Shares trade at a significant discount on virtually every metric compared to their peers at the time of writing, including price-to-earnings, price-to-free cash flow, and price-to-EBITDA. Value investors take note.
Finally, Carriage has an exciting strategy with its preneed division, where customers prepay for funeral services. That capital is then invested, much like a float in the insurance business.
Results over the past decade have been mixed. While it was performing exceptionally well, the market hasn’t been kind to smaller-cap stocks over the past few years.
It went from double-digit returns over a 10-year period during our last update to a compound annual growth rate of 6.5% over the most recent decade. That said, once small caps do get more attention, so too will CSV.
Why be bullish on funeral stocks?
Since it’s impossible to invest in taxes, putting cash to work in an industry that makes many people uncomfortable — death, isn’t a bad thing. Yes, everybody dies, but that alone doesn’t necessarily make passing a good investment theme.
You only die once, after all.

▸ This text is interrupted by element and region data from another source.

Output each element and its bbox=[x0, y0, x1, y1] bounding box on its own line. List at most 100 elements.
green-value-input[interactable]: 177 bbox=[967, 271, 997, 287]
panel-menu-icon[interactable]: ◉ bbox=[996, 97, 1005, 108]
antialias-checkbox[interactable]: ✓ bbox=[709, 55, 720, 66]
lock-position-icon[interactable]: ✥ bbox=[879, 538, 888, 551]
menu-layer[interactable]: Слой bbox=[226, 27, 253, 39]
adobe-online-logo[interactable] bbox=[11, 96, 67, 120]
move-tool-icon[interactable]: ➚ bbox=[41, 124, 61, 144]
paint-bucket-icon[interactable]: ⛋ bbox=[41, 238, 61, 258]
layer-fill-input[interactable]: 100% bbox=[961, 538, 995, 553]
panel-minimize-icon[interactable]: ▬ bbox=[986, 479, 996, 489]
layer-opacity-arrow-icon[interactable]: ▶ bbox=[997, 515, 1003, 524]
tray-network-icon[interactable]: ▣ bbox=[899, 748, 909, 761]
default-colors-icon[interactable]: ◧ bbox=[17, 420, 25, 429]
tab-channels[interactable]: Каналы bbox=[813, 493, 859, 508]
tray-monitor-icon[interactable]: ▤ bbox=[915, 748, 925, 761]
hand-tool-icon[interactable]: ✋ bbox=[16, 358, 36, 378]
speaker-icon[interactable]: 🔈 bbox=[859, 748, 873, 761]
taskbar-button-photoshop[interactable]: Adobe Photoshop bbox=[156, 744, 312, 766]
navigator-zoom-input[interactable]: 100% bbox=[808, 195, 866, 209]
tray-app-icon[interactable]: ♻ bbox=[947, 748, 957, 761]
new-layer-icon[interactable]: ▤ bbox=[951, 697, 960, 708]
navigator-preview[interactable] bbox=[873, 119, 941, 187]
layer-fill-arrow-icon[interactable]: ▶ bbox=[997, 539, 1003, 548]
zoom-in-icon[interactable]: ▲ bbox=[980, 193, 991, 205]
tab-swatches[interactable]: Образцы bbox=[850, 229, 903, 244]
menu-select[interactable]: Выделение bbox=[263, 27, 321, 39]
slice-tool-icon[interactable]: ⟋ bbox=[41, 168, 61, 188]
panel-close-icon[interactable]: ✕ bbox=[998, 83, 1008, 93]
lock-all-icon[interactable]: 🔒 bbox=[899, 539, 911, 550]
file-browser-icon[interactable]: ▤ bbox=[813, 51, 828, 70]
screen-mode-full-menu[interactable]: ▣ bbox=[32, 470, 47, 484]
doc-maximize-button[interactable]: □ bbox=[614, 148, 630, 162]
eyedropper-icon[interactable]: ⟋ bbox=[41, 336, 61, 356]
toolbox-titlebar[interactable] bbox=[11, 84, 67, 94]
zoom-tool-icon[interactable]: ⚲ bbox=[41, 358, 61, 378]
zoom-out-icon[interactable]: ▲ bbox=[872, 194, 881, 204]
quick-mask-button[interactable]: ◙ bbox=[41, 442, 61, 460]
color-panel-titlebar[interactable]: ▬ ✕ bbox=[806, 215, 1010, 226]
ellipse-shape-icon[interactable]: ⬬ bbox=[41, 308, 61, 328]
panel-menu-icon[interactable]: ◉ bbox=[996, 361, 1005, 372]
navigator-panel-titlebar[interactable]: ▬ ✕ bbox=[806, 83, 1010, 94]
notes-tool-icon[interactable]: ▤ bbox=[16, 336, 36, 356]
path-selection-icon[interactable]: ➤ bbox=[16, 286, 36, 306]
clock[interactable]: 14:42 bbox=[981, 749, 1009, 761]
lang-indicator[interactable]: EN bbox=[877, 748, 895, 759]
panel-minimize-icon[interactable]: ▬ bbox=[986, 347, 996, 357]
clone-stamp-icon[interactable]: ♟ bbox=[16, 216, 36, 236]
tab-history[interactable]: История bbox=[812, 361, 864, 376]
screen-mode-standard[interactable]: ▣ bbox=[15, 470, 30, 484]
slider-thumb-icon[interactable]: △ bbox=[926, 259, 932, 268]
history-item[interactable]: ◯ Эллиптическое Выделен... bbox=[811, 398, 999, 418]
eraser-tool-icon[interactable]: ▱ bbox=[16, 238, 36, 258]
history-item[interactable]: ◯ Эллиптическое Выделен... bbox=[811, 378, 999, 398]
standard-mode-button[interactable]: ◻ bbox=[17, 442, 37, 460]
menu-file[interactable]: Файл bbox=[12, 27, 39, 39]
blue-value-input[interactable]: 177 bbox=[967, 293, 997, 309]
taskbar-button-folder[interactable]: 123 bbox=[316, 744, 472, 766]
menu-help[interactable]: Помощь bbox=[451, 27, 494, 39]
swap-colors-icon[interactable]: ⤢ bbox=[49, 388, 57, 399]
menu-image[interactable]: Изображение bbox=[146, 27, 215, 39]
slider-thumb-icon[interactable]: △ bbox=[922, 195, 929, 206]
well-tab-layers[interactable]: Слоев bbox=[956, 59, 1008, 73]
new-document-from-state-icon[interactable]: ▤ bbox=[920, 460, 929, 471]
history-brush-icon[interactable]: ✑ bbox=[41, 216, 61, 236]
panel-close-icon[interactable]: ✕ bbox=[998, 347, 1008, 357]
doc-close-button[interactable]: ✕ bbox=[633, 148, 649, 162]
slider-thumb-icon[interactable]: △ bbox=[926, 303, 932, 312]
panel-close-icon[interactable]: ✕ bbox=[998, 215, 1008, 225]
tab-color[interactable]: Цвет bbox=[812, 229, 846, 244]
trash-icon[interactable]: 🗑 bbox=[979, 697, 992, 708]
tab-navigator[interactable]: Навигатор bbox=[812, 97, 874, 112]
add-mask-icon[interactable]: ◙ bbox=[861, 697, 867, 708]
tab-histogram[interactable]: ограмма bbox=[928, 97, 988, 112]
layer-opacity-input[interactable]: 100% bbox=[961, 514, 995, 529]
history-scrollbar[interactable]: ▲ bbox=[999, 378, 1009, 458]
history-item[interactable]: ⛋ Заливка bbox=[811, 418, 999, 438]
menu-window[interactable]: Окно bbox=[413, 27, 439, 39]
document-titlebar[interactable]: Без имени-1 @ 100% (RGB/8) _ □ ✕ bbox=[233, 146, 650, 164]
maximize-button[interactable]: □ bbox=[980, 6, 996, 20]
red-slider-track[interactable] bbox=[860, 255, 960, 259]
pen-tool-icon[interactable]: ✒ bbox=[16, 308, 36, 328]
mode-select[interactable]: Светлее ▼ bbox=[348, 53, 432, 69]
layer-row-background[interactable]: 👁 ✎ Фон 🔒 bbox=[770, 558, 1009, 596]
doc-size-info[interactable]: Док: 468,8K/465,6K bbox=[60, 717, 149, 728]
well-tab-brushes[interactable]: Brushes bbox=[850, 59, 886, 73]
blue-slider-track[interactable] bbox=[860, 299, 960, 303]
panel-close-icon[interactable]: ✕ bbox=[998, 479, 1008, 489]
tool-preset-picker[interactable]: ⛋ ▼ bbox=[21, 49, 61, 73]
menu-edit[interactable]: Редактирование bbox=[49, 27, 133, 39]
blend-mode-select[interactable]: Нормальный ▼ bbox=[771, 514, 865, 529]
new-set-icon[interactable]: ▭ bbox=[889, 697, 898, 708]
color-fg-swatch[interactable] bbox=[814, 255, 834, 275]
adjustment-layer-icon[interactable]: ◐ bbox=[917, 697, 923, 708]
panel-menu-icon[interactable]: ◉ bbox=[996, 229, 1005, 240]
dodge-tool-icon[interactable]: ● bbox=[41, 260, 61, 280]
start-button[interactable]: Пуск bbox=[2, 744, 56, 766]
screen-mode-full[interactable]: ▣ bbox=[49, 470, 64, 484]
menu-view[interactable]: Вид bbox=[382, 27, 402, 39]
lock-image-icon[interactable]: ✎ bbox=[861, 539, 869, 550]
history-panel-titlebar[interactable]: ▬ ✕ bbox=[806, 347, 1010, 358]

And longer life spans combined with ever-lower infant mortality translate into lower death rates.
However, a few factors combine to make the funeral home industry bullish. A pandemic caused the untimely death of more than 1 million Americans and an additional 50,000 Canadians.
That alone is a lot of burials. Drug use has led to an explosion of premature deaths in young people. And after a decades-long streak of life expectancy marching ever higher, the trend has begun to reverse in Canada and the United States.
Another reason to be bullish about burial service stocks is that we only die once. Nobody wants to be accused of cheating out on Grandma’s funeral. This ensures a funeral home’s pricing power and means grieving relatives are likely to say yes to high-margin add-ons.
As our population grows, so does the need for resting places. Yes, many folks opt to be cremated, but they still want somewhere relatives can visit. So they’re choosing a hybrid option and storing cremated remains in vaults at the cemetery. This, combined with still strong demand for casket burials, also bodes well for the cemetery business.
Besides, what better way to hedge your own inevitable passing? A small investment in a top funeral home stock could make you enough money to pay for a pretty comfortable trip into the afterlife. It’s an excellent way to stick it to the man.